Pek çok tereddüt yaşar Daniel, polise gitmek ve olup biteni itiraf etmek gibi bir seçeneği de sorgular; hatta bir iki girişimde bulunur bu yönde, o ülke de polislerin ona kötü davranmayacağını ve hakaret etmeyeceğini bilmektedir. Ancak en nihayetinde cesedi artık kullanılmayan bir gümüş madenine yuvarlayan Daniel bu dünyada yaşamak için bir nedeni kalmadığını da bilmektedir. Zaten taşıyamadığı geçmişine bir de Maria’nın cesedi eklenince arabasını ölüme doğru sürmek dışında bir çare bulamaz.
İkinci bölümde olayı soruşturmakla görevli kriminolog ve çağırdığı tanıkların anlatılarıyla eksik parçalar tamamlanır. Daniel gibi yurtlarını, benzer nedenlerden dolayı, terk etmek zorunda kalarak İsveç’e yerleşmiş, Daniel’in gençliğine tanık olmuş insanların ifadeleri daha çok bir iç dökme gibidir. Tanıklar içlerinde uzun süredir bekleyen öfkeyi ve acıyı dile getirirler. Ne de olsa kendi hikayeleri de Daniel’in geçmişine dahildir.

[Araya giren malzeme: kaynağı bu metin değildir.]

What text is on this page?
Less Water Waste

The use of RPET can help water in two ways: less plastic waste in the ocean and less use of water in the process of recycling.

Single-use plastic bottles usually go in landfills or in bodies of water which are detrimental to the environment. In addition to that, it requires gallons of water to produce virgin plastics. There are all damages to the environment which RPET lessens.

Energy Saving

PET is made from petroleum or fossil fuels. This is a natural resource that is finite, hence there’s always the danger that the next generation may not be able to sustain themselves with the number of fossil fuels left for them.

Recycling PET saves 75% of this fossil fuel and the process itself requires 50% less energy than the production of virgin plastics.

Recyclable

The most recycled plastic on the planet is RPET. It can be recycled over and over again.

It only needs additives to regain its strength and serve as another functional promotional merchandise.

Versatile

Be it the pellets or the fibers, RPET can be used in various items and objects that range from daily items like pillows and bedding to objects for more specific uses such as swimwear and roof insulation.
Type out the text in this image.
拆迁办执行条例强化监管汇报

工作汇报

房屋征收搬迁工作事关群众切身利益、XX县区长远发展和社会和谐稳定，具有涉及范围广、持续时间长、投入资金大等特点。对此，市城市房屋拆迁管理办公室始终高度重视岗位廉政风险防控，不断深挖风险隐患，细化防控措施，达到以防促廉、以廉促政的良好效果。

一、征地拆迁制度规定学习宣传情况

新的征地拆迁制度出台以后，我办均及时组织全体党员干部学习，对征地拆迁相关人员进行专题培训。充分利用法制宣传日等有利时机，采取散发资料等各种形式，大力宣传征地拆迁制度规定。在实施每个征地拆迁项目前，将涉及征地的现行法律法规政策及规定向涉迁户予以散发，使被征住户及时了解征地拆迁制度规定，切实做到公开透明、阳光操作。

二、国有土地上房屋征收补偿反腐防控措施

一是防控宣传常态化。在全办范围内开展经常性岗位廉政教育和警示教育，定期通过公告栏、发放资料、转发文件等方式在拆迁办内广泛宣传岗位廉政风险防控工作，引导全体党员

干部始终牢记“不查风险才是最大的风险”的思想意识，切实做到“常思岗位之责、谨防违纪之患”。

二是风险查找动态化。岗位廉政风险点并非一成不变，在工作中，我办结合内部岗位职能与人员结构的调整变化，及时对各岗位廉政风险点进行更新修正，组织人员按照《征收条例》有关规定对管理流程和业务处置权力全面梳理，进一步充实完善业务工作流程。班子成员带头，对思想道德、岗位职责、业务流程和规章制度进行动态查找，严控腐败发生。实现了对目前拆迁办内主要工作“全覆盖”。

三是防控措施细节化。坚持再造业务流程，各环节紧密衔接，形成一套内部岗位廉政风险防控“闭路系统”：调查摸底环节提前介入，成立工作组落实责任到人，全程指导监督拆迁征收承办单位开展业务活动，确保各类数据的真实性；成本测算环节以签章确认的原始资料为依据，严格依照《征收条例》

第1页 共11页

İfadeler sonucu Daniel’in Ermeni bir dişçi olduğunu, 12 Eylül darbe sürecinde gözaltına alındığını ve vahşetin egemenliğini ilan ettiği insanlık dışı uygulamaları ile belleklere kazınan bu dönemde işkenceden geçtiğini öğreniriz. Daniel ve arkadaşları örselenmiş ruhlarını da alarak vatanlarını terk etmiş ve çok uzak bir ülkede geçmişin ağır yükü ile yeni bir yaşam kurmayı denemişlerdir. Polis merkezinde verilen ifadelerden yaşanılan hiç bir şeyin bitti denince bitmediğini ne yazık ki üzerinden onlarca yıl geçse bile yaraların kabuk bağlamadığını ve ne kadar uzağa gidilirse gidilsin insanın yola çıktığı yeri içinde taşımaya devam ettiğini bir kez daha görüyoruz. Eski acıların üzerine yeni mutluluklar inşa etmek çok da kolay olmuyor.

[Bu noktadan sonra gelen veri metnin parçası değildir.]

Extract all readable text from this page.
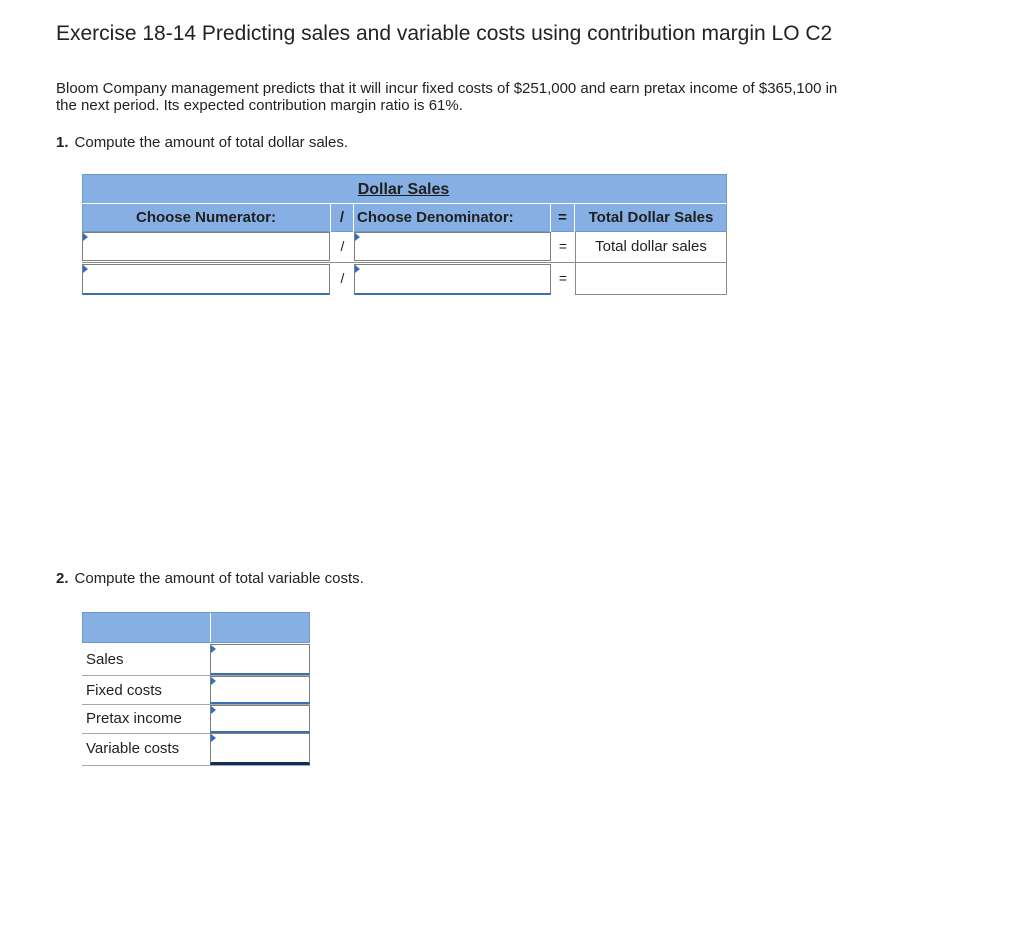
Exercise 18-14 Predicting sales and variable costs using contribution margin LO C2
Bloom Company management predicts that it will incur fixed costs of $251,000 and earn pretax income of $365,100 in the next period. Its expected contribution margin ratio is 61%.
1. Compute the amount of total dollar sales.
Dollar Sales
Choose Numerator:	/ Choose Denominator:	=	Total Dollar Sales
/	=	Total dollar sales
/	=
2. Compute the amount of total variable costs.
Sales
Fixed costs
Pretax income
Variable costs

Yaraların kabuk bağlaması için geçmişin kirli izlerini silecek güzellikler yaratmak gereklidir sanırım. Oysa benzer yanlışlarda ısrarcı, yeni korkunç gölgeler üretme çağındayız. İşkence, sürgün, cinnet ve ölüm romanlarımıza uzunca bir süre daha konu olacak ve bu yazarın tercihinden değil gerçeklerin dayatmasından kaynaklanacak ne yazık ki. Bu topraklardan sıradan bir cinayet ya da polisiye roman çıkarmak neredeyse olanaksız. Sanki kan ve ölümle beslenen ve doymak bilmeyen bir canavarın koca kanatlarının gölgesi altında yaşıyoruz. Fırat Ceweri bu gölge altında yaşamak zorunda kalmış iki insanın öyküsünü çağdaş bir romanla unutulmaz kılarak okunsun diye dünyaya teslim etmiş.